Here’s a clue, he should have said: I haven’t been genuinely funny in a very long time.
They were back at it in the afternoon. The story was a pastoral, with a nameless man walking through the landscape—the powerful, moody landscape—thinking. The writer, George, was older than the others. He had a large, sad face and he was bald. These men were everywhere. The cattle in our lives we hardly even see. Slowly they are herded into the dark shed to be killed. Fleming hoped he didn’t look like George, but he suspected he looked far worse. Older, sadder, balder, one of the cattle who’d gotten out alive, survived the air gun to the head. A little bit soft of brain, but holding his own. To look like George would be lucky, probably. If he went home looking like George maybe Erin would be intrigued. She’d smile and throw her arms around him, yelling, “Sylvie, your handsome father is home!” The force field around Erin would lift. Love would surge through the house, and people in the surrounding neighborhood would fall to the floor in sympathetic orgasm. Just because Fleming was slightly less fat.

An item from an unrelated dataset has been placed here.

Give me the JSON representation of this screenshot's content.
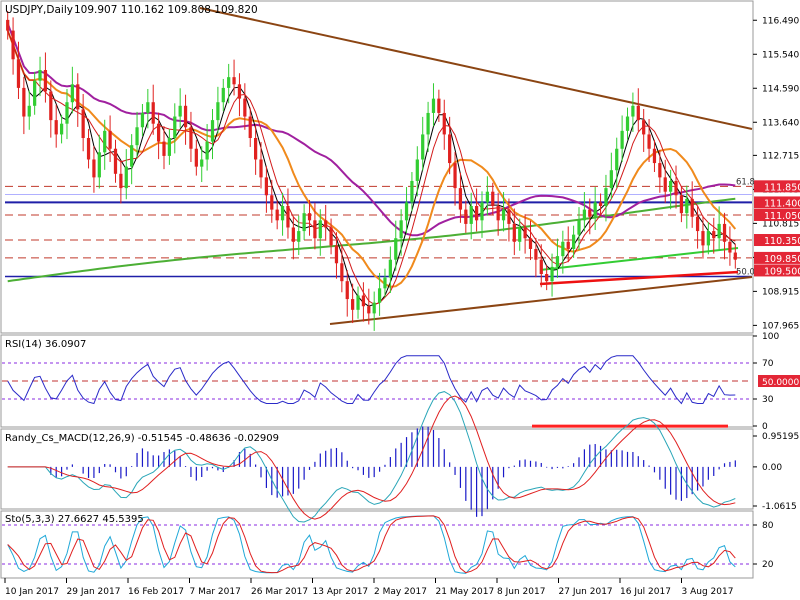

On the first page of his story George had written a note for the workshop:
“Hey everyone! I can’t wait to meet you. Thanks so much in advance for reading my story. Your time means a lot to me. I’d love to hear what you think. Best, George.”
“I don’t know,” said Franklin, cautiously. “It doesn’t seem like anything happens.”
“Can that be okay?” Fleming asked, eyeing the room for a taker. “Do things need to happen?”
Franklin blinked little crumbs from his eyes. He seemed to decide the question was not for him but for the group at large. He retreated in his chair, started to doodle. He must have been exhausted from that amazing opening comment.
Timothy jumped in. “It’s landscape porn.”
Everybody laughed, except George, who seemed bewildered. Was this a compliment?
“What’s landscape porn, Timothy?” Fleming asked.
“It’s just masturbatory images of mountains and lanes and creeks and desert and there’s no drama to any of it. It’s not a story,” said the young bearded man who himself had not written a story.
“Like, what if I described a teacup for five pages? Would anyone care?”